Quando comprou o Cruzeiro, na virada de 2021 para 2022, Ronaldo prometeu tocar um projeto de longo prazo para devolver o clube que o revelou aos tempos de glória. Acontece que, pouco mais de dois anos após sacramentar o negócio, o ex-jogador agora revende as ações da SAF para o empresário Pedro Lourenço.
Na época, a transação fez barulho no mundo do futebol por se tratar do primeiro time grande vendido para a iniciativa privada no Brasil. Anunciada como um negócio bilionário, em que, além de assumir a dívida, Ronaldo se comprometeria a injetar 400 milhões de reais no Cruzeiro, a aquisição foi interpretada por muitos cruzeirenses como um gesto de carinho do ex-craque, por ter assumido o clube em meio à sua maior crise esportiva e institucional.
Entretanto, a revenda oficializada nesta segunda-feira desmonta a falácia de que empresários investem por amor – seja no futebol ou em qualquer outro ramo. Hoje, Ronaldo não é simplesmente um ex-atleta. É um homem de negócios que, como todo investidor, acima de tudo, se guia pelas oportunidades de mercado e pelo lucro.
Ronaldo foi hábil ao farejar a oportunidade no Cruzeiro e usar sua credibilidade de ídolo como moeda para fechar o negócio sem concorrência. Pegou o clube na baixa, a caminho do terceiro ano consecutivo na segunda divisão e sob a ameaça de falência por causa de uma dívida na casa de 1 bilhão de reais.
Como bom investidor, enxugou as contas e, com uma gestão eficiente, conseguiu reestruturar o time sem gastar muito. Na prática, precisou tirar pouco dinheiro do bolso, diminuindo o risco do negócio ao amarrar o compromisso de investimentos no contrato de aquisição a “receitas incrementais”, que, basicamente, sairiam do faturamento do próprio clube.

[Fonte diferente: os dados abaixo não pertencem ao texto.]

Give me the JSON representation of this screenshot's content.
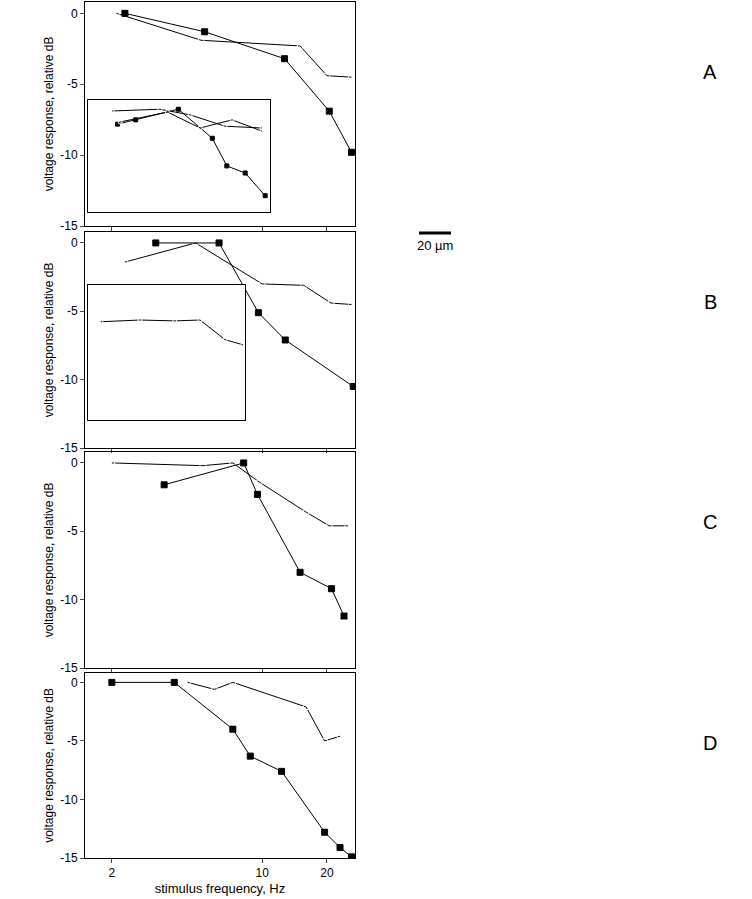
{
  "chart_data": [
    {
      "type": "line",
      "y_label": "voltage response, relative dB",
      "log": "x",
      "grid": false,
      "tick_labels": "y",
      "xlim": [
        1.5,
        27
      ],
      "xticks": [
        2,
        10,
        20
      ],
      "ylim": [
        -15,
        0.8
      ],
      "yticks": [
        0,
        -5,
        -10,
        -15
      ],
      "annotations": [
        {
          "text": "A"
        },
        {
          "text": "20 µm"
        }
      ],
      "series": [
        {
          "color": "#000000",
          "marker": "circle-open",
          "x": [
            2.1,
            5.2,
            15,
            20,
            26
          ],
          "values": [
            0,
            -1.9,
            -2.3,
            -4.4,
            -4.5
          ]
        },
        {
          "color": "#000000",
          "marker": "square",
          "x": [
            2.3,
            5.4,
            12.7,
            20.5,
            26
          ],
          "values": [
            0,
            -1.3,
            -3.2,
            -6.9,
            -9.8
          ]
        }
      ],
      "inset": {
        "type": "line",
        "log": "x",
        "grid": false,
        "tick_labels": false,
        "xlim": [
          1.5,
          27
        ],
        "ylim": [
          -15,
          0.8
        ],
        "series": [
          {
            "color": "#000000",
            "marker": "square",
            "x": [
              2.4,
              3.2,
              6.3,
              10.8,
              13.6,
              18.2,
              25
            ],
            "values": [
              -2.6,
              -2.0,
              -0.5,
              -4.6,
              -8.5,
              -9.5,
              -12.7
            ]
          },
          {
            "color": "#000000",
            "marker": "circle-open",
            "x": [
              2.2,
              4.7,
              7.6,
              13.2,
              23.8
            ],
            "values": [
              -0.75,
              -0.5,
              -1.3,
              -2.9,
              -3.15
            ]
          },
          {
            "color": "#000000",
            "marker": "circle-open",
            "x": [
              2.5,
              5.3,
              8.9,
              14.8,
              23.8
            ],
            "values": [
              -2.3,
              -0.9,
              -3.15,
              -2.0,
              -3.6
            ]
          }
        ]
      }
    },
    {
      "type": "line",
      "y_label": "voltage response, relative dB",
      "log": "x",
      "grid": false,
      "tick_labels": "y",
      "xlim": [
        1.5,
        27
      ],
      "xticks": [
        2,
        10,
        20
      ],
      "ylim": [
        -15,
        0.8
      ],
      "yticks": [
        0,
        -5,
        -10,
        -15
      ],
      "annotations": [
        {
          "text": "B"
        }
      ],
      "series": [
        {
          "color": "#000000",
          "marker": "circle-open",
          "x": [
            2.3,
            4.9,
            10,
            15.6,
            20.9,
            26
          ],
          "values": [
            -1.4,
            0,
            -3.0,
            -3.1,
            -4.4,
            -4.5
          ]
        },
        {
          "color": "#000000",
          "marker": "square",
          "x": [
            3.2,
            6.3,
            9.6,
            12.8,
            26.5
          ],
          "values": [
            0,
            0,
            -5.1,
            -7.1,
            -10.5
          ]
        }
      ],
      "inset": {
        "type": "line",
        "log": "x",
        "grid": false,
        "tick_labels": false,
        "xlim": [
          1.5,
          27
        ],
        "ylim": [
          -15,
          0.8
        ],
        "series": [
          {
            "color": "#000000",
            "marker": "circle-open",
            "x": [
              1.9,
              3.9,
              7.4,
              11.8,
              18.7,
              26
            ],
            "values": [
              -3.5,
              -3.3,
              -3.4,
              -3.3,
              -5.6,
              -6.2
            ]
          }
        ]
      }
    },
    {
      "type": "line",
      "y_label": "voltage response, relative dB",
      "log": "x",
      "grid": false,
      "tick_labels": "y",
      "xlim": [
        1.5,
        27
      ],
      "xticks": [
        2,
        10,
        20
      ],
      "ylim": [
        -15,
        0.8
      ],
      "yticks": [
        0,
        -5,
        -10,
        -15
      ],
      "annotations": [
        {
          "text": "C"
        }
      ],
      "series": [
        {
          "color": "#000000",
          "marker": "circle-open",
          "x": [
            2,
            5.3,
            7.3,
            9.7,
            16,
            20.5,
            25
          ],
          "values": [
            0,
            -0.2,
            0,
            -1.4,
            -3.6,
            -4.6,
            -4.6
          ]
        },
        {
          "color": "#000000",
          "marker": "square",
          "x": [
            3.5,
            8.2,
            9.5,
            15,
            21,
            24
          ],
          "values": [
            -1.6,
            0,
            -2.3,
            -8,
            -9.2,
            -11.2
          ]
        }
      ]
    },
    {
      "type": "line",
      "y_label": "voltage response, relative dB",
      "x_label": "stimulus frequency, Hz",
      "log": "x",
      "grid": false,
      "xlim": [
        1.5,
        27
      ],
      "xticks": [
        2,
        10,
        20
      ],
      "ylim": [
        -15,
        0.8
      ],
      "yticks": [
        0,
        -5,
        -10,
        -15
      ],
      "annotations": [
        {
          "text": "D"
        }
      ],
      "series": [
        {
          "color": "#000000",
          "marker": "circle-open",
          "x": [
            4.5,
            6,
            7.3,
            16,
            19.5,
            23
          ],
          "values": [
            0,
            -0.6,
            0,
            -2.1,
            -5,
            -4.6
          ]
        },
        {
          "color": "#000000",
          "marker": "square",
          "x": [
            2,
            3.9,
            7.3,
            8.8,
            12.3,
            19.5,
            23,
            26
          ],
          "values": [
            0,
            0,
            -4,
            -6.3,
            -7.6,
            -12.8,
            -14.1,
            -14.9
          ]
        }
      ]
    }
  ]
}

Na revenda estimada em 600 milhões de reais, agentes do mercado financeiro envolvidos no processo de aquisição da SAF por Ronaldo calculam que o ex-jogador sairá com um lucro quase 10 vezes maior que o montante investido no Cruzeiro. Um negócio excepcional para os cofres do Fenômeno, já tratado como case de investimento empresarial no futebol.
Logo, Ronaldo não será lembrado como um “salvador da pátria” no Cruzeiro. Tirar o clube do atoleiro era missão obrigatória para o segundo e mais decisivo passo do negócio: o timing para se desfazer das ações. Com a equipe na primeira divisão e minimamente reorganizada, o dono sabia que o valor de mercado do ativo se multiplicaria, deixando-o na posição confortável de escolher o melhor comprador – chance que a antiga associação não teve ao ser vendida pela primeira vez.
Nesse caso, o comprador é um conselheiro cruzeirense que, embora seja um empresário bem-sucedido à frente da rede Supermercados BH, tem ligação sentimental com o clube, além de figurar entre os maiores credores da instituição. Pedrinho, como é conhecido em Minas Gerais, já havia se tornado sócio de Ronaldo ao injetar 100 milhões de reais na Raposa, que, consequentemente, serão convertidos em parte das ações que passa a deter.
O empresário afirma que não está “comprando um negócio, mas sim uma paixão”. De fato, é impossível duvidar que o novo dono do Cruzeiro se trata de um cruzeirense apaixonado. Porém, assim como Ronaldo, Pedrinho também é um homem de negócios guiado, acima da paixão, pela lógica do lucro. Se um dia entender que o melhor para o seu bolso é vender o clube, não haverá apego sentimental que o detenha.
A realidade das SAFs transforma o futebol cada vez mais em um negócio, a ponto de criar a figura dos donos de clube traders, como são conhecidos no mercado os operadores que visam lucrar em curto prazo com ações de compra e venda. Mesmo criticado por maus resultados recentes, Ronaldo sai no lucro do Cruzeiro. Não se pode dizer o mesmo dos torcedores que ainda se iludem com a bravata de que existe amor no negócio do futebol.